The team thought ion mobility spectrometry would be ideal because the spectrometers are portable and have already found use with human breath, identifying metabolites related to disease, such as diabetes and lung cancer. The instruments ionize chemicals and then, using an electric field, propel the ions through a chamber. The time it takes an ion to pass through the chamber relates to its size and shape, Vautz says, allowing scientists to identify chemicals.

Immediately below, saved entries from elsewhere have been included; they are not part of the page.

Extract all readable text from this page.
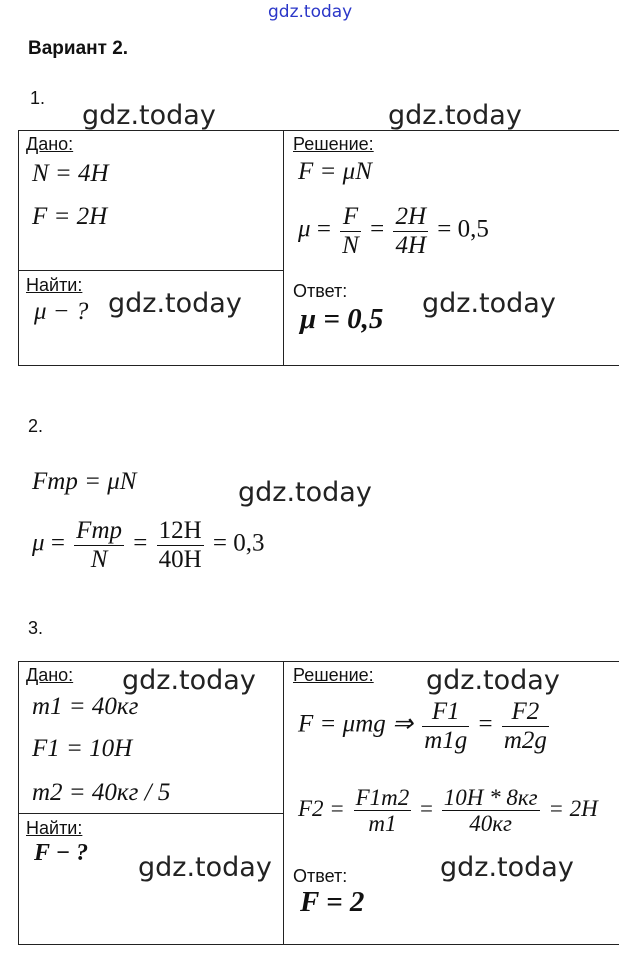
gdz.today
Вариант 2.
1.
gdz.today	gdz.today
Дано:
N = 4H
F = 2H
Найти:
μ − ? gdz.today
Решение:
F = μN
$\mu = \frac{F}{N} = \frac{2H}{4H} = 0,5$
Ответ:
μ = 0,5 gdz.today
2.
Fтр = μN	gdz.today
$\mu = \frac{\text{Fтр}}{N} = \frac{12H}{40H} = 0,3$
3.
Дано: gdz.today
m1 = 40кг
F1 = 10H
m2 = 40кг / 5
Найти:
F − ? gdz.today
Решение: gdz.today
F = μmg ⇒ $\frac{F1}{m1g} = \frac{F2}{m2g}$
$F2 = \frac{F1m2}{m1} = \frac{10H * 8кг}{40кг} = 2H$
Ответ:	gdz.today
F = 2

To test the method, researchers simulated a void in a collapsed building with a refrigerator-sized glass-and-polycarbonate box. Ten volunteers spent six hours each in the chamber; every 20 minutes, the scientists withdrew 8 mL of air through a tube. The scientists first used gas chromatography on the samples to separate the chemicals. They then fed the gas fractions into an ion mobility spectrometer. The analysis process took about three minutes per sample, Vautz says.

The researchers compared the gas chromatography and ion mobility data to those in a database and identified 12 chemicals, including acetone and benzaldehyde, known to be present in human breath. The concentration of these chemicals was higher in the box than in an air sample taken outside the laboratory. The researchers concluded that searching for high levels of these 12 chemicals could help rescue workers find evidence of a living person in a hidden space.

Jörg Baumbach of the Technical University of Dortmund, in Germany, who uses ion mobility to diagnose disease, is impressed by the speed and sensitivity of the approach, but thinks the researchers need to test it in the field. A laboratory is very different from a disaster site, he says. Vautz agrees and says there are plans to distribute the device to firefighters to see how it performs in a real-world setting.